Angola has had a difficult time. The Angolan War of Independence was followed by a 27-year civil war that ended in 2002. Millions of displaced citizens fled to Luanda, which remained a safe haven. As such, the city is overpopulated and does not yet have the infrastructure to support all its people. We frequently experience power cuts and water shortages, but my school does all it can to keep disruption to a minimum.

I am a Primary Years Programme (PYP) teacher at Luanda International School, which offers three International Baccalaureate (IB) programmes for children aged 3-18. The school is relatively new, and growing as people arrive to work in industries such as oil, finance and insurance.

Luanda is an intriguing city: some areas are well-developed, with bars, nightclubs and restaurants; others have no running water or electricity. But Angola is a beautiful country. The beaches are spectacular and surfing, paddle-boarding and fishing are common pastimes. We often camp on the beach at weekends and I once helped to release a baby turtle into the sea, which was an amazing experience.

The southern provinces that border Namibia are equally remarkable, but it's important to be aware of landmines.

Most teachers live on campus and my day starts at 5am with a swim in the school pool. The school gardeners do a wonderful job; we are lucky to be surrounded by baobab trees, home to a variety of birds that serenade us en route.

I reach my classroom just before 7am and make sure everything is prepared for the day. The PYP follows a philosophy of enquiry-based learning: children are given tasks that encourage independent research and collaboration, which means my classroom often seems like chaos. I worked in London for a decade as a Year 6 teacher, so the way children learn through the IB was a welcome change from Sats revision. The assessment we follow is formative and everything we teach starts from where the children are with their learning.

Classes begin at 7.55am. We have seven blocks of 50-minute lessons, plus a variety of after-school activities from 3pm. All teachers are expected to run an after-school activity of their choice, ranging from Japanese calligraphy to maths clubs and volleyball. I co-coach the secondary girls' football team.

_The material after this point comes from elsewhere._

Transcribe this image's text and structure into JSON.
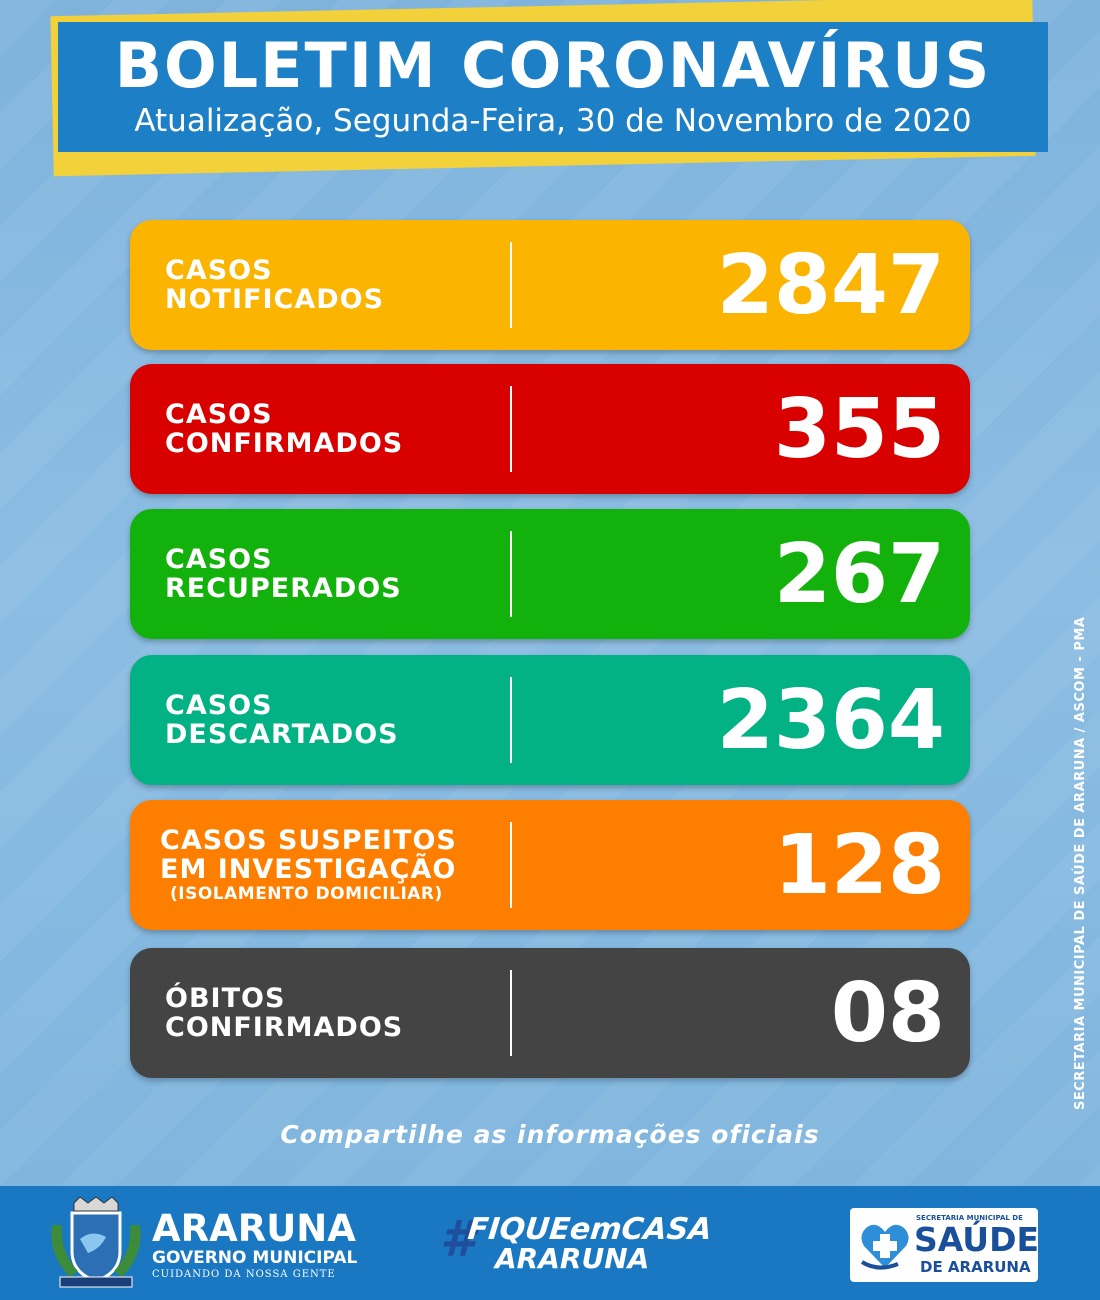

Our weekly assemblies are a chance for pupils to showcase their learning; they have included walkabout discussions and a safari through the campus. Afternoons without assemblies are devoted to buddy time, when classes from different year groups pair up to share learning, read or play. It's a great way to build community spirit throughout the school.

Subjects such as art, PE, ICT, music and Portuguese (the main language of Angola) are taught by subject teachers, allowing me time to attend weekly year-group meetings, do marking or prepare for lessons. It's busy but always enjoyable.

Despite some safety issues and high prices in supermarkets (most foodstuffs are imported owing to a lack of de-mined land for agriculture), I love it here. The students love coming to school and try their hardest. I couldn't ask for more.